Gov’t mulls options for Malaya

MANILA, Philippines - Energy officials are studying a  number of options for the 650-megawatt Malaya Thermal Power Plant in Rizal, which lawmakers blamed for the spike in electricity rates last December when the Malampaya gas field went offline.

Energy Secretary Carlos Jericho Petilla and the Power Sector Assets and Liabilities Management Corp. (PSALM) are set to decide on the best option for the Malaya plant given that it may be useful in times of supply shortage.

“I was talking to Secretary Petilla. We have to sit down and decide what we can do,” said PSALM president Emmanuel Ledesma Jr.

He said PSALM, the government corporation tasked to privatize state-owned power assets, and the DOE would explore all options.

These include privatizing the plant, keeping it as a security facility, which the government can use when there is a supply shortage or to simply mothball it.

Petilla said it may be better for the government to maintain the plant than to mothball it, which was what it wanted to do before.

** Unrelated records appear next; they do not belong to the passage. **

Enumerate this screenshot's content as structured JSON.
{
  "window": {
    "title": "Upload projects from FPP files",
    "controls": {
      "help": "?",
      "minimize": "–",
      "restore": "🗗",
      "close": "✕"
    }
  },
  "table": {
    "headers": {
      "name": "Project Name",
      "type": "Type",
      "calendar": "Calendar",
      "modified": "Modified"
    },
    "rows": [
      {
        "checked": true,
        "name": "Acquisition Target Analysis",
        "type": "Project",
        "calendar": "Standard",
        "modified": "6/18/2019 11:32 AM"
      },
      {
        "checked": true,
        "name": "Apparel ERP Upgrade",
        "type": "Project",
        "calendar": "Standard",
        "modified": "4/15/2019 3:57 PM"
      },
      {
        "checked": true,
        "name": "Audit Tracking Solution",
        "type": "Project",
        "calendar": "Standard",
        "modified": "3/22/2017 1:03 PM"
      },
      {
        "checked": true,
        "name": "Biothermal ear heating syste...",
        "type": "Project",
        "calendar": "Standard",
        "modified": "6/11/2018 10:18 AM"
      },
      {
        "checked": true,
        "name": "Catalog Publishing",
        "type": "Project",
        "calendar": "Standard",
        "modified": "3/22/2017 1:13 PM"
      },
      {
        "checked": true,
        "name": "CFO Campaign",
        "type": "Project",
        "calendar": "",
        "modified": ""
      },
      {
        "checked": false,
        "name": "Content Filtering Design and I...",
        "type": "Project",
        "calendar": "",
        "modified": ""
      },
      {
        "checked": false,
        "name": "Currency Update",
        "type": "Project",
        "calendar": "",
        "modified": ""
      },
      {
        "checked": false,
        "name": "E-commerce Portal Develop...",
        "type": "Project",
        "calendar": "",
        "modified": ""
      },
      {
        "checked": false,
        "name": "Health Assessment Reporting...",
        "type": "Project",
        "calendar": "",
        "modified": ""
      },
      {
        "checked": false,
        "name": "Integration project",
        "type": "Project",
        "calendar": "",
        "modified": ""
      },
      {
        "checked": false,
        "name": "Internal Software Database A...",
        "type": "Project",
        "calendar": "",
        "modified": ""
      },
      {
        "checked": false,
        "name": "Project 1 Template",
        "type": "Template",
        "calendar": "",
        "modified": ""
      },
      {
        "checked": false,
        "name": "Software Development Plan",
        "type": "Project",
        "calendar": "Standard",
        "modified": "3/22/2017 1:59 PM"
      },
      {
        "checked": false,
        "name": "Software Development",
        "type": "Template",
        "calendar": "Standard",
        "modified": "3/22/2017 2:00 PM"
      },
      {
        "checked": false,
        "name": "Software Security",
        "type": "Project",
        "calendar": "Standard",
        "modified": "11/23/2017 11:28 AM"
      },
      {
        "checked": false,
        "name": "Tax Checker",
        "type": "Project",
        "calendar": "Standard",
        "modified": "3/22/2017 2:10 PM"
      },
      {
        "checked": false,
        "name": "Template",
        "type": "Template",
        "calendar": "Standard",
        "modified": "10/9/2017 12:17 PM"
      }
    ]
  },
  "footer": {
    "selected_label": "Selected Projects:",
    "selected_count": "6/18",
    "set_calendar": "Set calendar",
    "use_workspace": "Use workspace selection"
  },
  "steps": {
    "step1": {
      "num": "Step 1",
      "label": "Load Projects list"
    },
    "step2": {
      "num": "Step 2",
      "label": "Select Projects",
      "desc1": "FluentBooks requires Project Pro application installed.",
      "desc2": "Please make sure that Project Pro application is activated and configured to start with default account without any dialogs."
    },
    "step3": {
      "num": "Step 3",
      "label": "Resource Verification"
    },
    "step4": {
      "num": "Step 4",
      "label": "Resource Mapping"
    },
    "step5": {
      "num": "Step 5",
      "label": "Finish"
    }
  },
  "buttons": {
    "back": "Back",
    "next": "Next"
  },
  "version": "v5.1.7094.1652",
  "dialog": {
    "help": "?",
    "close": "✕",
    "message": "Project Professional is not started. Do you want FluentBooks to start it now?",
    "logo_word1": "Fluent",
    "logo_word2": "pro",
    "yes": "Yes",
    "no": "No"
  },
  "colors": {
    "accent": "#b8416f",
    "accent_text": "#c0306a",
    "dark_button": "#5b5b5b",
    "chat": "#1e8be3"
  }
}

“We can maintain it until such time that it is no longer needed,” Petilla said.

During a hearing on Thursday conducted by the Senate committee on energy, panel chairperson Sergio Osmeña III criticized the government for not operating the Malaya Thermal Plant early on during the shutdown period, saying this would have provided additional supply that would have brought down electricity prices at the Wholesale Electricity Spot Market (WESM).